The epidemic of nepo-failures and Chief Fuck Up Officers will never be cured. Look at the history of the world and our industry – they are the world’s oldest professions. But that doesn’t mean you have to suffer these fools for the rest of your career. The most important thing you can do for yourself, your career, and your sanity, is to take control of your trajectory, establish your intrinsic value as a brand, expand your horizons beyond your resume, and write your next chapter the way you want it written.
It is not easy. It is hard. Not everyone will succeed. Because most will not really try. But if you put in the effort described above, put your authentic self out there, week after week after week, you can take the reins back from the nepo-babies and professional failure-uppers, and put yourself back in the driver’s seat.

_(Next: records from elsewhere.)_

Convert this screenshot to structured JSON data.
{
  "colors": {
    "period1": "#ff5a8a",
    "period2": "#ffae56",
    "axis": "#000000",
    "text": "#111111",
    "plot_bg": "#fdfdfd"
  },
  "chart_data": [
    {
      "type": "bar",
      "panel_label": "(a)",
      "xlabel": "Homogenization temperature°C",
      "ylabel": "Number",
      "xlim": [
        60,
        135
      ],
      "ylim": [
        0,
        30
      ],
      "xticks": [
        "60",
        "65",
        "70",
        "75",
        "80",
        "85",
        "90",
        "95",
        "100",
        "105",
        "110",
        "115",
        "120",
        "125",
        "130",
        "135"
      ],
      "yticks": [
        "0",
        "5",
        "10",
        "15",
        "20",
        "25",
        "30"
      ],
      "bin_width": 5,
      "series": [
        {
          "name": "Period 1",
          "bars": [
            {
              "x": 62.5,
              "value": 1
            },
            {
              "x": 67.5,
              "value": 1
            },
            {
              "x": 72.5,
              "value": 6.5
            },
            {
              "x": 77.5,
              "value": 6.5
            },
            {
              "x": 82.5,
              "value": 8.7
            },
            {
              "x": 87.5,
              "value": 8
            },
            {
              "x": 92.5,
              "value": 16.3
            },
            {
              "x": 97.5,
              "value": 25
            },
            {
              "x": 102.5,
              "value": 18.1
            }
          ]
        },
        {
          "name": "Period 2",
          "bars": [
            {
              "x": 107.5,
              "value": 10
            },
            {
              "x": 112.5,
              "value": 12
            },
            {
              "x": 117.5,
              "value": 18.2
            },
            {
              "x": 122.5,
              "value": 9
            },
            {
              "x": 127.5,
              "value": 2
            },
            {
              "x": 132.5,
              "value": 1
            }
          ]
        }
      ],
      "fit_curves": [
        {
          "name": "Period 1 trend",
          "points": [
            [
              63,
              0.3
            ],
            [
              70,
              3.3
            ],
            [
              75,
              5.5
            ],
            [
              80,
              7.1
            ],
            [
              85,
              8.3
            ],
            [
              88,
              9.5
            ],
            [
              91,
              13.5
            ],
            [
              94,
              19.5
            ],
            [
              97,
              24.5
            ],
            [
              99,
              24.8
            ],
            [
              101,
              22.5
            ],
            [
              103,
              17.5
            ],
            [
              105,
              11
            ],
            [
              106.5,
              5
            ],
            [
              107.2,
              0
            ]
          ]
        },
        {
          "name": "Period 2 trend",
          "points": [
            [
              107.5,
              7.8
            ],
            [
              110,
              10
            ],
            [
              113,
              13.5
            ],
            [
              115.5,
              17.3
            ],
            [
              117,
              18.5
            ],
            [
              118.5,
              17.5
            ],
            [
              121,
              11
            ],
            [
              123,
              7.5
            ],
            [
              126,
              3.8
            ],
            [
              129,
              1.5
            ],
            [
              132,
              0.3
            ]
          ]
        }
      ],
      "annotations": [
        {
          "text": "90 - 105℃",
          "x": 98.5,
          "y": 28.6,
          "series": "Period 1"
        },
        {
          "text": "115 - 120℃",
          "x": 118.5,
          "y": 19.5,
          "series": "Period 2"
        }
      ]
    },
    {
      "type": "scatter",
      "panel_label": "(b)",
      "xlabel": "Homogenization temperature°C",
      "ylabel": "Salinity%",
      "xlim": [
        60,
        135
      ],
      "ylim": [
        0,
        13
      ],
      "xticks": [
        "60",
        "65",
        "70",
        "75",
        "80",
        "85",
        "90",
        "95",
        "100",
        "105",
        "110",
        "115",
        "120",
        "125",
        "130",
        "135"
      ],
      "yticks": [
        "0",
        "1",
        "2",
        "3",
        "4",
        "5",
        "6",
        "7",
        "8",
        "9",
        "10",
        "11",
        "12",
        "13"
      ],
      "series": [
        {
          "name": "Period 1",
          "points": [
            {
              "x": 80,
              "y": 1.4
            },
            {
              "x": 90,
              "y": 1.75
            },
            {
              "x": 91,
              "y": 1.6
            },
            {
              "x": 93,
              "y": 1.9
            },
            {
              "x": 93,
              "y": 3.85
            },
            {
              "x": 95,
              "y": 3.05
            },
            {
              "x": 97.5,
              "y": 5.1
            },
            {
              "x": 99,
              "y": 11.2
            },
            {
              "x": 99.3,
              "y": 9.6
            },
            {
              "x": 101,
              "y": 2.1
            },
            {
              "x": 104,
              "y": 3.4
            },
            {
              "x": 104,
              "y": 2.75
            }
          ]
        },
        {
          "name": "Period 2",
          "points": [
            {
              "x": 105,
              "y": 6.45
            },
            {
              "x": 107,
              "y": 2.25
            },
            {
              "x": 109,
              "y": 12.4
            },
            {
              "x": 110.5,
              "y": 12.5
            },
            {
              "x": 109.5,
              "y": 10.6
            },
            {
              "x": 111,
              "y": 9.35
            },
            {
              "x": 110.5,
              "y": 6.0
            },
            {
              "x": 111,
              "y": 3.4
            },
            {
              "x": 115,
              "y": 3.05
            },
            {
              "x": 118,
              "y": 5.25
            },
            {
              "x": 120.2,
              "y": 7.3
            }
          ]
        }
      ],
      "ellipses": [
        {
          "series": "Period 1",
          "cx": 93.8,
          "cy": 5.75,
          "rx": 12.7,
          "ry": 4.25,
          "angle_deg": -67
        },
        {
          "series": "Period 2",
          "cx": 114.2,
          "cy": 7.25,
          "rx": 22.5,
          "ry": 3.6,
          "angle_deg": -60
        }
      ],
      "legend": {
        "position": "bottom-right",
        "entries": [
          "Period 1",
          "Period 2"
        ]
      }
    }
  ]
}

If you’re looking to meet up at IBC, I am fully booked, it’s too late. Reread the list above. If you want to meet up at MIPCOM, reach out. I am still making plans. In the meantime…
Enjoy the week.
ESHAP





Add to best practices: network now while you have a job and stop with “I’m too busy”, “check with me next month”…..soon you won’t be and you will want to. Return calls, show empathy, make three calls a day in and out of your network.
The best take down - and explanation - of how the "TV" business got to where it's at. The whole thing is a nepo baby playground: with merry-go-rounds that forgot the "merry" part, think it's a seesaw, builds its own bouncy castle next door, and wonders why the kids don't want to get on the non-stop merry-go-round. So doubles down on it and builds more.